ORLANDO, Fla. (AP) ? A study released Monday of the 70 Football Bowl Subdivision schools that will participate in the upcoming college football bowl season showed continued academic progress, but that the gap between white and African-American players continues to persist.
The report by the University of Central Florida's Institute for Diversity and Ethics in Sport notes an overall Graduation Success Rate improvement from 67 percent to 68 percent for students on the 70 bowl teams.
A total of 97 percent of schools had at least a 50 percent GSR for football teams, up 6 percent from 2010.
Also, for the second straight year 99 percent of schools received a score higher than the target 925 on the NCAA's four-year Academic Progress Rate. Teams with a four-year APR of 925 or below face penalties including loss of scholarships.
"If I was an advisor of athletes on a college campus, I would feel good about myself overall," said primary study author Richard Lapchick. "One of the things about the report is that if you do well, it helps you stand out. If don't do well, hopefully the motivation is to continue to do better."
Lapchick hopes a lot of effort will go toward closing the racial disparity in graduation rates.
While the average GSR for African-American players rose from 60 percent to 61 percent from a year ago, it remains far behind the average for white players, which increased from 80 percent to 81 percent. In addition, 26 percent of the bowl teams (18 of 70) graduated fewer than half of their African-American players, while none graduated fewer than half of their white players.

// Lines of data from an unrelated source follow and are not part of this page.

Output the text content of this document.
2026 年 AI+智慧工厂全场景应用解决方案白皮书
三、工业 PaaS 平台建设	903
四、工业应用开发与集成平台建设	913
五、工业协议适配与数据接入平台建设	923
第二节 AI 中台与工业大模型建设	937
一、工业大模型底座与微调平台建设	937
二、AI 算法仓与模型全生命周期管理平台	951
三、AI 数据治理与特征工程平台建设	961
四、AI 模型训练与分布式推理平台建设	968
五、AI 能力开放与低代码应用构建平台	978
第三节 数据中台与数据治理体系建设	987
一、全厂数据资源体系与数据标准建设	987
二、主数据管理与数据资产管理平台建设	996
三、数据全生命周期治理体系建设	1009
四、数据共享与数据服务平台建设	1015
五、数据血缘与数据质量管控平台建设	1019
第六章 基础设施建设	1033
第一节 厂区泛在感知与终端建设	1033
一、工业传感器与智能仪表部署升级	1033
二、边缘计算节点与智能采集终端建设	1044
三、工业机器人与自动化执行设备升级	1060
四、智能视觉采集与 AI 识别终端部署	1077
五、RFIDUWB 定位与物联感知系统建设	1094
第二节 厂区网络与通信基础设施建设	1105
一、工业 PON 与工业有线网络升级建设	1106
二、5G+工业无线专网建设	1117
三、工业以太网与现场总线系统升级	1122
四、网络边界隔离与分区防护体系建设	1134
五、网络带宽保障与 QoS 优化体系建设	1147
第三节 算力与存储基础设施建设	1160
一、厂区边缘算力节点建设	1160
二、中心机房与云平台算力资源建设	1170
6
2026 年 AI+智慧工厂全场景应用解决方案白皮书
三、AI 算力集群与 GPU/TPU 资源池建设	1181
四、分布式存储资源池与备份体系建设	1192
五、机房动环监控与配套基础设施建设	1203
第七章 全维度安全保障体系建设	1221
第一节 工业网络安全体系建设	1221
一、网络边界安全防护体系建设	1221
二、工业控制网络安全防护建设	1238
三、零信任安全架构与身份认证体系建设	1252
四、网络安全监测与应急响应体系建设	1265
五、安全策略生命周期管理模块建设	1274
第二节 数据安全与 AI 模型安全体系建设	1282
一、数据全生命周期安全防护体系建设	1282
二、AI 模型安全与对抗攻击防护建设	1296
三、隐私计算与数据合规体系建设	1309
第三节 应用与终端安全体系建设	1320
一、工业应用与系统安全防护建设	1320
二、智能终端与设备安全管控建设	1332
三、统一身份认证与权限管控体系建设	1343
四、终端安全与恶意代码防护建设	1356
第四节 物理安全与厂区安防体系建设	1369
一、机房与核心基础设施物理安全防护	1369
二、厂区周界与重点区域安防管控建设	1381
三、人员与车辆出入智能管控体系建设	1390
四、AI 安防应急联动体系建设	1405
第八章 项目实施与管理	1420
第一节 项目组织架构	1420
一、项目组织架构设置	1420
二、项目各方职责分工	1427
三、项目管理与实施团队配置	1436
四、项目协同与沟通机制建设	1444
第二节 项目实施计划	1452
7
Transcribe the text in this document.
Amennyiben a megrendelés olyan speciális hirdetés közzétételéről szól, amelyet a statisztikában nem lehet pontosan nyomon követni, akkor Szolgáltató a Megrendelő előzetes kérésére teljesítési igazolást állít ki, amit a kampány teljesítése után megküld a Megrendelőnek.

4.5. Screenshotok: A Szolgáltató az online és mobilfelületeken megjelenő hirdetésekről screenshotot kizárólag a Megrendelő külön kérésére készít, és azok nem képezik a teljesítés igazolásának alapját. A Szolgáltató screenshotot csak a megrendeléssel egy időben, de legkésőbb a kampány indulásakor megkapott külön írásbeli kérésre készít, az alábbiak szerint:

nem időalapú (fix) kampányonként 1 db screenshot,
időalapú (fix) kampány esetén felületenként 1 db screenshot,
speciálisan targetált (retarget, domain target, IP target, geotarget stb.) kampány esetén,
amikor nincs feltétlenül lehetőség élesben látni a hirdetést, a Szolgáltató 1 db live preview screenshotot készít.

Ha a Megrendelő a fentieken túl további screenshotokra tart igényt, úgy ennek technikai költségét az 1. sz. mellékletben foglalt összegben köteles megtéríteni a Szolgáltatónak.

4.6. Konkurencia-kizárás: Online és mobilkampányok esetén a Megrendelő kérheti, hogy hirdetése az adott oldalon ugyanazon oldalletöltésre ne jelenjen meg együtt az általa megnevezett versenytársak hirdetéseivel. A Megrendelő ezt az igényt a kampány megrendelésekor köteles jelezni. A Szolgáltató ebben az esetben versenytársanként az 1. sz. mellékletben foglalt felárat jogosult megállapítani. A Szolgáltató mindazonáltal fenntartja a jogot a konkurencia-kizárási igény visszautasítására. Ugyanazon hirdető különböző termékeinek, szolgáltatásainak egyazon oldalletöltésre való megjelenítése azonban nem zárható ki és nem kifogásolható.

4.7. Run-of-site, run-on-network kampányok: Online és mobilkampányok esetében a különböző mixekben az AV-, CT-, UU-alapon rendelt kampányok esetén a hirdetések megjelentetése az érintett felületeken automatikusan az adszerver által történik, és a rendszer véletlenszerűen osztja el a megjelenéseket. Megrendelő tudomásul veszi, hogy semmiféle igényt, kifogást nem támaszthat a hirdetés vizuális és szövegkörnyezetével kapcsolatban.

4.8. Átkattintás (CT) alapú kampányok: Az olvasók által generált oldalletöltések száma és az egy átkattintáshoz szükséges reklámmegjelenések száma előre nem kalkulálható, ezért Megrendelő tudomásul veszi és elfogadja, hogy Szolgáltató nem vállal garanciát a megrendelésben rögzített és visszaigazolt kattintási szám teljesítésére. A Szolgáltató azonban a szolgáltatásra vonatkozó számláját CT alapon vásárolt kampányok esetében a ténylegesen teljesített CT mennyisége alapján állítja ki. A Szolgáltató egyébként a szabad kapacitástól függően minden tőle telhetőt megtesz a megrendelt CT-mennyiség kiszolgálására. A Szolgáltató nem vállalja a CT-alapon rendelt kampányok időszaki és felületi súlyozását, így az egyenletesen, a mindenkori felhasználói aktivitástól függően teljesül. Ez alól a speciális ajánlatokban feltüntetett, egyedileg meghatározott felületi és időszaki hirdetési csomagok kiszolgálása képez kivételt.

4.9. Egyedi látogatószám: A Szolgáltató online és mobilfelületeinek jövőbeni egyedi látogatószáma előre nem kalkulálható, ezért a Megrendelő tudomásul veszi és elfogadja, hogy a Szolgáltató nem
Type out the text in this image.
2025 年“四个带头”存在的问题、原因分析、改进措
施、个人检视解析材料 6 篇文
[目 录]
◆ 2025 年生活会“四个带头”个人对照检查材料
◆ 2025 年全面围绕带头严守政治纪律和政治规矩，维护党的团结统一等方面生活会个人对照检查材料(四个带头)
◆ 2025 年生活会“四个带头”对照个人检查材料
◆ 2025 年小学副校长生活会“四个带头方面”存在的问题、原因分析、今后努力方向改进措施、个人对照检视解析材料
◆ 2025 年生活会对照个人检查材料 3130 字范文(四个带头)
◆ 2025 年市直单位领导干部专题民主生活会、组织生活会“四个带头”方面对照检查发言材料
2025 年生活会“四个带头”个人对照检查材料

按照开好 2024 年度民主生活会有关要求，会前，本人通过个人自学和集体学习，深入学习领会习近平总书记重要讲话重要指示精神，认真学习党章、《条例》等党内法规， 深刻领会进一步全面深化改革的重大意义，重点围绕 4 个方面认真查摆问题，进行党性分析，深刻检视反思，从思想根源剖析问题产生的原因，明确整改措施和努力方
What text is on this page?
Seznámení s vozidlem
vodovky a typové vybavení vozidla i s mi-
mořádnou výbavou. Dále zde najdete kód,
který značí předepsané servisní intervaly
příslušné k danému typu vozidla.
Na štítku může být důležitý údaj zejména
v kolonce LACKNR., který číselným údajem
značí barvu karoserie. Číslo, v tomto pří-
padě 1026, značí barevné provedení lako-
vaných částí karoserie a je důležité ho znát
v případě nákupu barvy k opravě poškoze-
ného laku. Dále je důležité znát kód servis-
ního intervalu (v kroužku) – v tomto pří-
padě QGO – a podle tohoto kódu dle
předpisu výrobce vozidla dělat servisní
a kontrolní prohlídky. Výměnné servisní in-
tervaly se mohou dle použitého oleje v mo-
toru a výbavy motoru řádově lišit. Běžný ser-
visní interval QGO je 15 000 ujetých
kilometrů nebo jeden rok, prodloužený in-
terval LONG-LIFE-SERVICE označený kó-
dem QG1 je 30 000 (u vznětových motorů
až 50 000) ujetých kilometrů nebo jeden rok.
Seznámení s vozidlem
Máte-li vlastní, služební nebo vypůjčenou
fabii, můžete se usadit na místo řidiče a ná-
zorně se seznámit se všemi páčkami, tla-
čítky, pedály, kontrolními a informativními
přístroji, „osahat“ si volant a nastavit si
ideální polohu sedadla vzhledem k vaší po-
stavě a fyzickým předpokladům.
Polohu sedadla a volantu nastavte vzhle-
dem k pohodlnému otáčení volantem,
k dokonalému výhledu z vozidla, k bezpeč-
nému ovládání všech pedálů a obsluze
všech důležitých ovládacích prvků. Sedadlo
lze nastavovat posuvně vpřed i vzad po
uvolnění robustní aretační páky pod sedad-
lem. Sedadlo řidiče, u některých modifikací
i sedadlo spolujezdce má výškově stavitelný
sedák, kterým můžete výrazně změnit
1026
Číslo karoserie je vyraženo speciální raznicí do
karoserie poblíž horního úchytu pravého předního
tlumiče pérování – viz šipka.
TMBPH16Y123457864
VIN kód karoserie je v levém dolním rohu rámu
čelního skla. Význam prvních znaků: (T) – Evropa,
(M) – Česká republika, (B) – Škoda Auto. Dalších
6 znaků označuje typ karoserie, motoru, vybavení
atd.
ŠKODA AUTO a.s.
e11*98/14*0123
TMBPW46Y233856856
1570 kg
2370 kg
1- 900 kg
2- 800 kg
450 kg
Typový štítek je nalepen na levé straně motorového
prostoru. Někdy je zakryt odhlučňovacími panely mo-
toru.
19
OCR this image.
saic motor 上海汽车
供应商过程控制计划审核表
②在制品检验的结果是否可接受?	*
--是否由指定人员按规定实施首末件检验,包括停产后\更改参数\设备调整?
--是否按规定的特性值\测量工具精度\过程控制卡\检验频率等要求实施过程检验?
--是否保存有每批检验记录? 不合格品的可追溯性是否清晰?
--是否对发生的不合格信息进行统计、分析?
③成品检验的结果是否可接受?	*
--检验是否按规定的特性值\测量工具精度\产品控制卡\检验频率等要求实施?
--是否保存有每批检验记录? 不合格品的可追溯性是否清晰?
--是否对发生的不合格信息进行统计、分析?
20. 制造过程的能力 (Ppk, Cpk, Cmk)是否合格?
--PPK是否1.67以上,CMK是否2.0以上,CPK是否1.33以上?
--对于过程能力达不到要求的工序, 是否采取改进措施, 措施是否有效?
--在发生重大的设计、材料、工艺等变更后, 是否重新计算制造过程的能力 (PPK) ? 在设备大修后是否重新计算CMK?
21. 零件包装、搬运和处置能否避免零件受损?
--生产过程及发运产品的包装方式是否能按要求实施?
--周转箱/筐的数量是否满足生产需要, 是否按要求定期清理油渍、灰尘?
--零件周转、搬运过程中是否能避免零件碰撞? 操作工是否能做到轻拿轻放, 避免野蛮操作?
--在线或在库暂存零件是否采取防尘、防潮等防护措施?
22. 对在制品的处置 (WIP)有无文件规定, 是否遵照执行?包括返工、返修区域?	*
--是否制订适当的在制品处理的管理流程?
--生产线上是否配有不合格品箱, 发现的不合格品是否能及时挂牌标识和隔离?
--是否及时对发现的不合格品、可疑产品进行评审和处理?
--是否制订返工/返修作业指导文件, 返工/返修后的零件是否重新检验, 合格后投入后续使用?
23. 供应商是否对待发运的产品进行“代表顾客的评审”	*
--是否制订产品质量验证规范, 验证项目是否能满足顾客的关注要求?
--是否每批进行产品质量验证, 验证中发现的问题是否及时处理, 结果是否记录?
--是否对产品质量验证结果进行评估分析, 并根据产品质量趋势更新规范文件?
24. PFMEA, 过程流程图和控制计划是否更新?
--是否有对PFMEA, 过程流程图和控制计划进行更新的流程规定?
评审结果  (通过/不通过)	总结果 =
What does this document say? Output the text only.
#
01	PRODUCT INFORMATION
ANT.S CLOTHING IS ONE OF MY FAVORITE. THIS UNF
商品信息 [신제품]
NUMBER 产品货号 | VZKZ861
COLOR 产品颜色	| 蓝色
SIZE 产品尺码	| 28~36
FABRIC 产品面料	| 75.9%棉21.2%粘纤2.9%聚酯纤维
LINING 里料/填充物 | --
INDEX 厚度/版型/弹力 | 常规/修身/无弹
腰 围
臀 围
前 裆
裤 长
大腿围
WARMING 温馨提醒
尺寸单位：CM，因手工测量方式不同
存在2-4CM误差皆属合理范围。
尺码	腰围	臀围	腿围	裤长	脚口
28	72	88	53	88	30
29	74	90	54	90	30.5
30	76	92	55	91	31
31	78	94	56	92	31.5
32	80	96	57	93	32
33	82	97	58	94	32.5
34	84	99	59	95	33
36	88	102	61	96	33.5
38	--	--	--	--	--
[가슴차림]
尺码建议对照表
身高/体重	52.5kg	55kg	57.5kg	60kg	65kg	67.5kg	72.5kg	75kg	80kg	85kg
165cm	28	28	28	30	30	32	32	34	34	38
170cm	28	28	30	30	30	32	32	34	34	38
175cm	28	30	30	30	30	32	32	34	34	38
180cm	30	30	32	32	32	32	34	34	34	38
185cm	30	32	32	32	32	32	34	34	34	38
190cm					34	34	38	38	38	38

If the schools with the highest overall GSR among bowl teams were paired in the national championship game, the matchup would feature Northwestern and Notre Dame.
But unlike past years, when BCS title game teams often had less than stellar academic credentials, both of this year's participants ? LSU and Alabama ? rank high, with APRs of 966 and 963, respectively.
LSU graduates 77 percent of its players overall and 91 percent and 69 percent of its white and African-American players, respectively. Alabama graduates 69 percent of its players overall 89 percent and 62 percent of its white and African-American players.
Lapchick said that, based on the poor overall record of bowl teams a decade ago, he wouldn't have thought that the teams competing in the national championship would have such strong academic credentials this fast.
"That brought a big smile to my face," he said.
In March, U.S. Secretary of Education Arne Duncan along with Lapchick and NAACP president and CEO Ben Jealous were critical of some of the poor graduation rates and APRs from schools that qualified for the men's NCAA basketball tournament. A Knight Commission analysis showed 10 of the 68 teams in the men's tournament last season didn't meet the NCAA's APR goal of being on track to graduate at least 50 percent of their players.
Duncan called for the NCAA to ban basketball teams with graduation rates below 40 percent from competing in the NCAA tournament.
The NCAA Board of Directors responded and during an August meeting voted to raise the APR standard across Division I to 930. It includes a provision that bans all teams below that from participating in the postseason, including all NCAA tournaments and football bowl games.
Previously, only when a school fell below a 900 APR had it been considered to be doing poor enough to receive a postseason ban.
If the new 930 APR standard had been in place for in March, 12 schools would not have qualified for the men's NCAA basketball tournament and seven teams, including Michigan and Louisville, would not have been eligible to play in this season's bowls.
Lapchick said he and Duncan would like to see the APR standard reflect a 60 percent graduation rate, but that the 930 threshold (equivalent to 50 percent) is a great start.
"Now there's pressure on the two of things coaches treasure? losing scholarships and not going to NCAA tournament or making bowl appearance. No coach wants to be subject to that," Lapchick said.
The GSR measures graduation rates at Division I schools after four years, and includes students transferring into the institutions. The GSR also allows schools to subtract student-athletes who leave prior to graduation as long as they would have been academically eligible to compete if they remained.